The romanization of non-Latin scripts is a complex computational task that is highly language dependent. This presentation will focus on three of the most challenging non-Latin scripts: Chinese, Japanese, and Arabic (CJA).
Much progress has been made in personal name machine-transliteration methodologies, as documented in the various NEWS reports over the last several years. Such techniques as phrase-based SMT, RNN-based LM and CRF have emerged, leading to gradual improvements in accuracy scores. But methodology is only one aspect of the problem. Equally important is the high level of ambiguity of the CJA scripts, which poses special challenges to named entity extraction and machine transliteration. These difficulties are exacerbated by the lack of comprehensive proper noun dictionaries, the multiplicity of ambiguous transcription schemes, and orthographic variation.
This presentation will clear up the differences between three basic concepts -- transliteration, transcription, and romanization -- that are a source of much confusion, even among computational linguists, and will focus on (1) the major linguistics issues, that is, the special characteristics of the CJA scripts that impact machine transliteration, and (2) the important role played by lexical resources such as personal name dictionaries. (See the full abstract here)
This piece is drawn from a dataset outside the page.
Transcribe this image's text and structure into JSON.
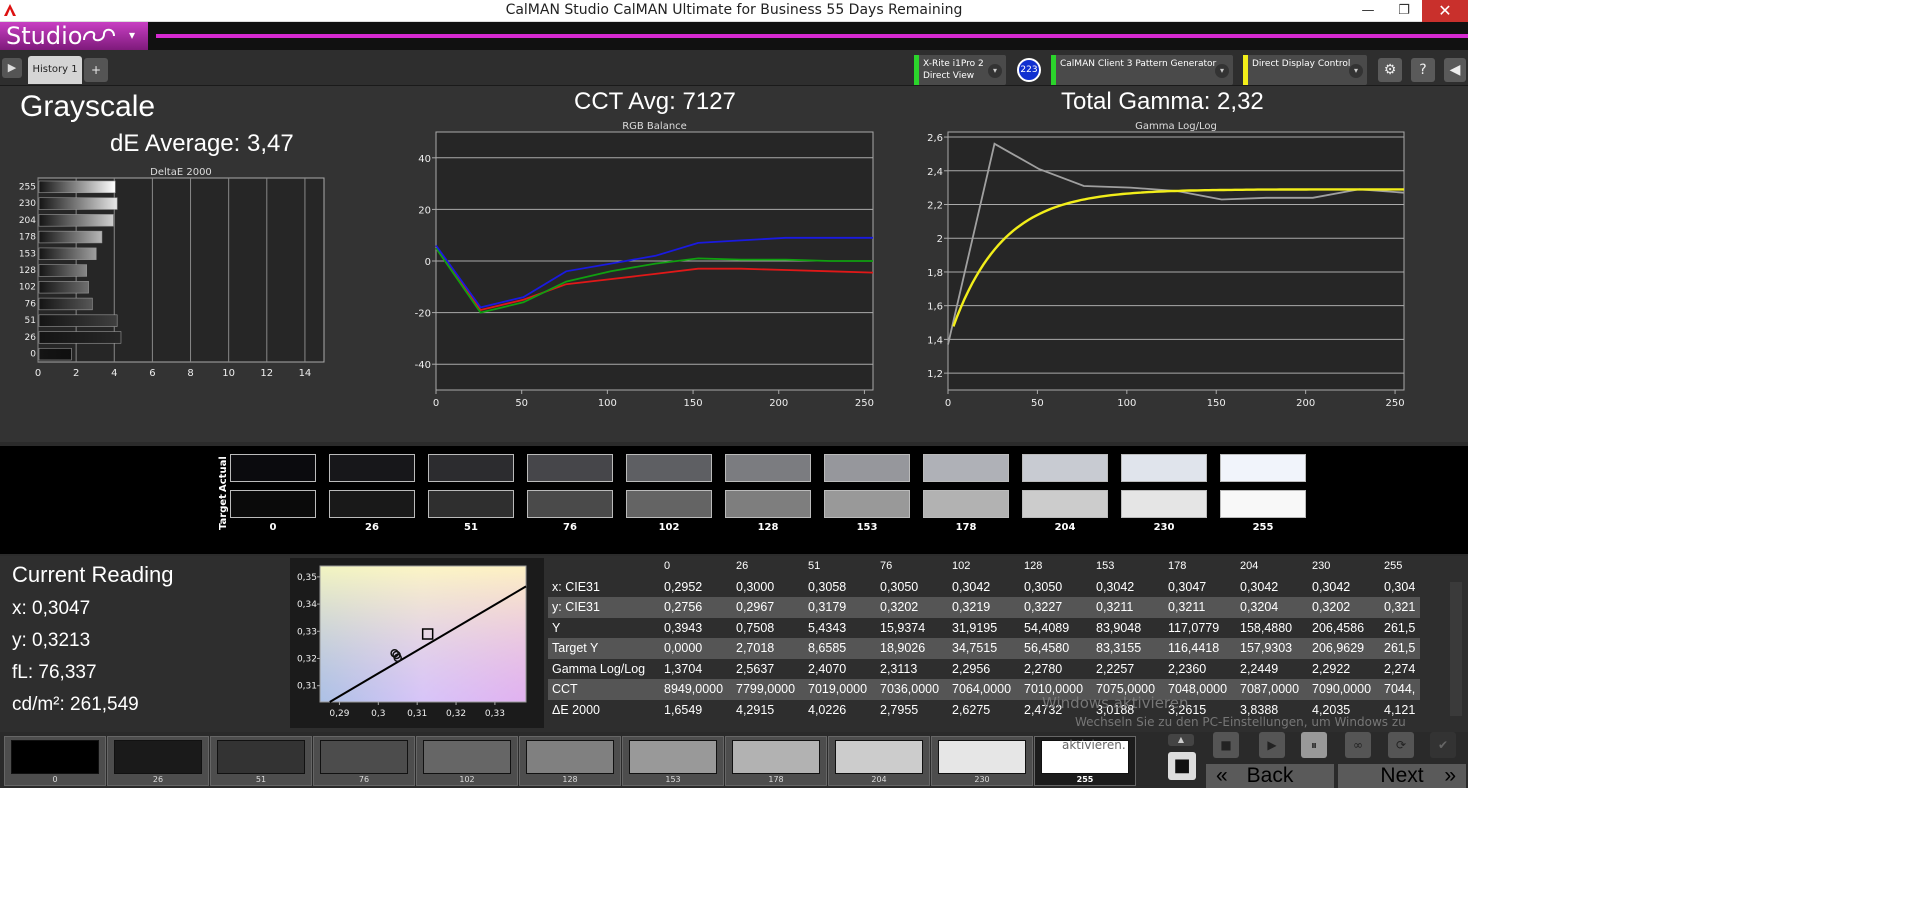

Jack Halpern is a Japan-based lexicographer specializing in Chinese characters or kanji. He is best known as editor-in-chief of the Kodansha Kanji Learner's Dictionary and as the inventor of the SKIP system for kanji lookup. Halpern is also an active unicyclist, having served as founder and president of the International Unicycling Federation. He currently resides in Saitama, Japan.
Halpern is CEO of the CJK Dictionary Institute (CJKI), which specializes in dictionary compilation for Chinese, Japanese, Korean, Arabic, and other languages. With CJKI, Halpern has published various lexicographical tools for language learners including the Kodansha Kanji Learner's Dictionary and the New Japanese-English Character Dictionary. CJKI has also produced a large number of technical dictionaries covering such topics as mechanical engineering, economics, and medicine. Aside from dictionary compilation, CJKI maintains and licenses large-scale lexical databases covering a total of approximately 24 million entries in Japanese, Chinese, Korean, and Arabic.
Halpern is also a noted polyglot with speaking ability in eleven languages: English, Japanese, Hebrew, Yiddish, Portuguese, Spanish, German, Chinese, Esperanto, Arabic, and Vietnamese. His reading ability extends to Ladino, Papiamento, and Aramaic.